Was sind die zentralen Themenfelder der Untersuchung?
Im Zentrum stehen die geostrategische Bedeutung der Region, die Allianzwechsel der Supermächte und die strategische Eigendynamik lokaler Regime in Äthiopien und Somalia.
Welches primäre Ziel verfolgt die Arbeit?
Ziel ist es zu klären, warum es zum „Reversal of Alliances“ kam und ob dies das Ergebnis einer strategischen Planung der Supermächte oder einer situativen Reaktion auf lokale Akteure war.
Welche wissenschaftliche Methode wurde gewählt?
Es handelt sich um eine politikwissenschaftliche Analyse auf Basis der Auswertung historischer Dokumente und fachwissenschaftlicher Literatur zur geostrategischen Lage am Horn von Afrika.
Welche Inhalte werden im Hauptteil schwerpunktmäßig behandelt?
Der Hauptteil analysiert die Ausgangslage unter Selassie, die Auswirkungen der Militärputsche 1969 und 1974 sowie die detaillierten Interessenkonstellationen während des Ogaden-Krieges 1977/78.
Welche Schlüsselbegriffe prägen die Arbeit?

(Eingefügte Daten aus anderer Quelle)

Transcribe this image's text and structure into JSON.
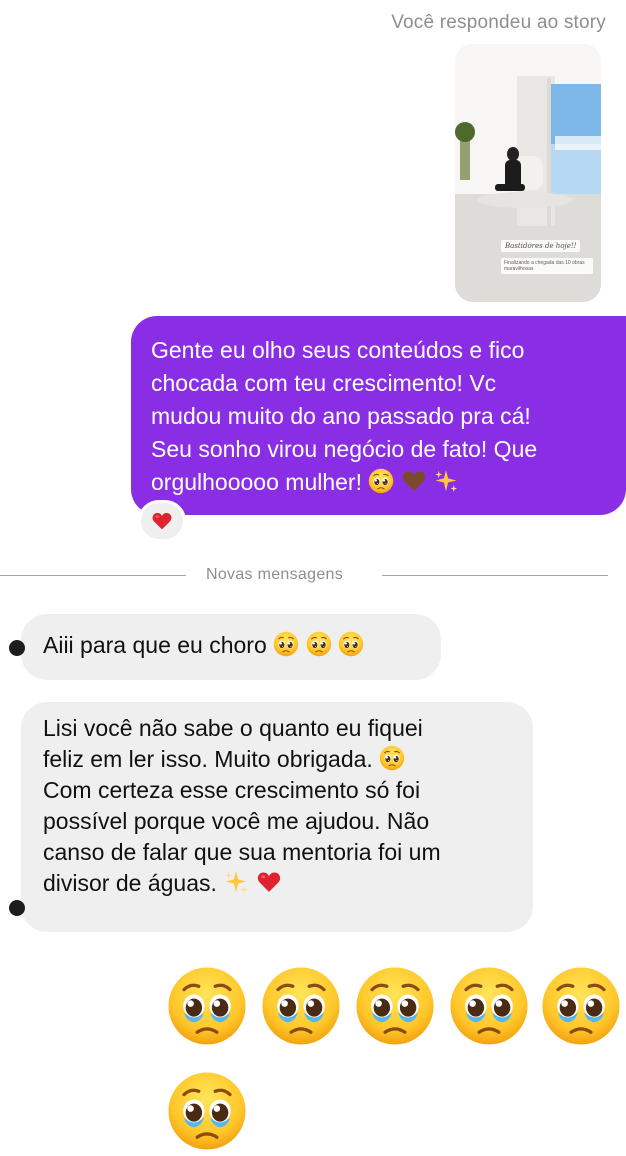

Wichtige Begriffe sind „Reversal of Alliances“, „Interessenkongruenz“, „Stellvertreterkrieg“ und die geopolitische „Logik des Kalten Krieges“.

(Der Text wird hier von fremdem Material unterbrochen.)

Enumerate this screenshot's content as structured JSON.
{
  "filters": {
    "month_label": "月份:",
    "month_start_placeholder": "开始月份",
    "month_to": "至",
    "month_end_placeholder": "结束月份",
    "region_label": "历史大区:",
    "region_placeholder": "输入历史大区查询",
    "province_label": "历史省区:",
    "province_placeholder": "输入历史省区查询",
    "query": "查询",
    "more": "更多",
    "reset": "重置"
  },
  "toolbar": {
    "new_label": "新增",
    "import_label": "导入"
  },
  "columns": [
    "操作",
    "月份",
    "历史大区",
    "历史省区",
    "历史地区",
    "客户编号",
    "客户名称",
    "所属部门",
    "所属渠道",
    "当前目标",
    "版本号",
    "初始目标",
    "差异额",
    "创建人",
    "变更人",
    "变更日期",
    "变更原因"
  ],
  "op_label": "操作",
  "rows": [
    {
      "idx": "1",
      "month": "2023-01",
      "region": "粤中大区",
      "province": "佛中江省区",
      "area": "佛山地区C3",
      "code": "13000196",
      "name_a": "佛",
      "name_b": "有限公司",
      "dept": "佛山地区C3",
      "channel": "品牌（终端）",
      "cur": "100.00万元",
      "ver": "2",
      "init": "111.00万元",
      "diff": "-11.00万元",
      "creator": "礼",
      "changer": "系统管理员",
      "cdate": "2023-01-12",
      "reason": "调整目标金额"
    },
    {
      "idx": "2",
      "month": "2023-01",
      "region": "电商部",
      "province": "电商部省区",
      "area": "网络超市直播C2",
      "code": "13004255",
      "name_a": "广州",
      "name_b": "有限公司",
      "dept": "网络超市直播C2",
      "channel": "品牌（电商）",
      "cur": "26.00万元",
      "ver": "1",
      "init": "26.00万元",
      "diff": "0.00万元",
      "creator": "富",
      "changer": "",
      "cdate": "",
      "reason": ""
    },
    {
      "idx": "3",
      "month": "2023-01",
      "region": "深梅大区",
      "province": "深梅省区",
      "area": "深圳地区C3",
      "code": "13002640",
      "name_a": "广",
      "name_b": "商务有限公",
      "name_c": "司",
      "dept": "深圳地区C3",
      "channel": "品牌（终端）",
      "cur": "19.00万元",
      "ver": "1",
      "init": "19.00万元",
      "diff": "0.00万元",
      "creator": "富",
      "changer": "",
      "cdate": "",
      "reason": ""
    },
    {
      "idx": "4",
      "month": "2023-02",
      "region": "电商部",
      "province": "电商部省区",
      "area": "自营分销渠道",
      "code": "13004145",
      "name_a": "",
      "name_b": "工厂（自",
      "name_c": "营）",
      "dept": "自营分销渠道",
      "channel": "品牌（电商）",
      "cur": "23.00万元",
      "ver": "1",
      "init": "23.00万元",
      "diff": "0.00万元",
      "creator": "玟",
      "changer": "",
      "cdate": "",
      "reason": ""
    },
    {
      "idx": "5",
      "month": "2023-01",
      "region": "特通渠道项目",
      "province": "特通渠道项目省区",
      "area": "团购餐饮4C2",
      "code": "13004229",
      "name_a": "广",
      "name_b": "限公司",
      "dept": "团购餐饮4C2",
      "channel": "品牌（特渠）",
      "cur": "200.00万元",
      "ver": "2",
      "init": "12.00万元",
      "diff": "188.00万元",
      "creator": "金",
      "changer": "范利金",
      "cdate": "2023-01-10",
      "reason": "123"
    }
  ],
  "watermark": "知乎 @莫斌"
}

Welche Rolle spielte Siad Barre bei den Ereignissen?
Barre versuchte durch eine Politik des Ausspielens der Supermächte gegeneinander, maximale Unterstützung für seine territorialen Ambitionen in Somalia zu erhalten, verschätzte sich jedoch in der Reaktion beider Mächte.
Warum war der Wechsel von Somalia zu Äthiopien für die Sowjetunion attraktiv?

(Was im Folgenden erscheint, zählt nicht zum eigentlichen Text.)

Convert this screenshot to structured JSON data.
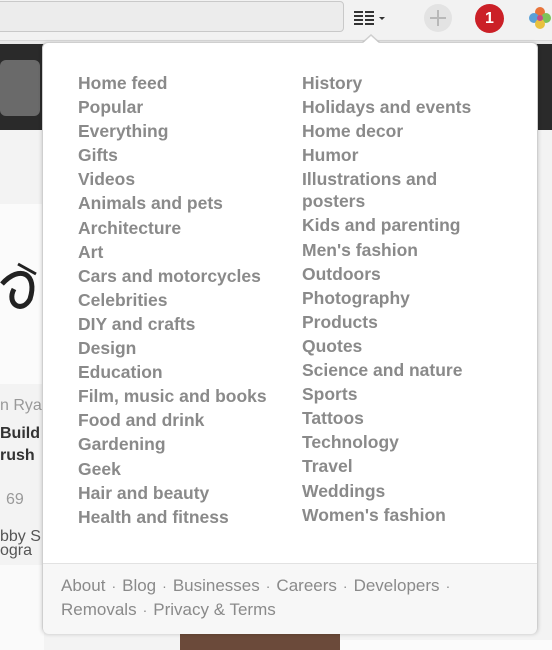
{
  "topbar": {
    "notification_count": "1",
    "colors": {
      "notification_bg": "#cb2027"
    }
  },
  "background": {
    "snippets": [
      "n Ryan",
      "Build",
      "rush",
      "69",
      "bby S",
      "ogra"
    ]
  },
  "dropdown": {
    "left_categories": [
      "Home feed",
      "Popular",
      "Everything",
      "Gifts",
      "Videos",
      "Animals and pets",
      "Architecture",
      "Art",
      "Cars and motorcycles",
      "Celebrities",
      "DIY and crafts",
      "Design",
      "Education",
      "Film, music and books",
      "Food and drink",
      "Gardening",
      "Geek",
      "Hair and beauty",
      "Health and fitness"
    ],
    "right_categories": [
      "History",
      "Holidays and events",
      "Home decor",
      "Humor",
      "Illustrations and posters",
      "Kids and parenting",
      "Men's fashion",
      "Outdoors",
      "Photography",
      "Products",
      "Quotes",
      "Science and nature",
      "Sports",
      "Tattoos",
      "Technology",
      "Travel",
      "Weddings",
      "Women's fashion"
    ],
    "footer_links": [
      "About",
      "Blog",
      "Businesses",
      "Careers",
      "Developers",
      "Removals",
      "Privacy & Terms"
    ]
  }
}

Die Sowjetunion sah in Äthiopien aufgrund der größeren Fläche, Bevölkerung und ideologischer Anknüpfungspunkte eine idealere langfristige Basis für ihren Einfluss als in Somalia.
Wie reagierten die USA unter Präsident Carter auf die Krise am Horn?
Die Carter-Administration war gespalten zwischen „Regionalisten“ und „Globalisten“, was zu einem schwankenden Kurs führte, der letztlich in der Distanzierung von beiden Konfliktparteien gipfelte.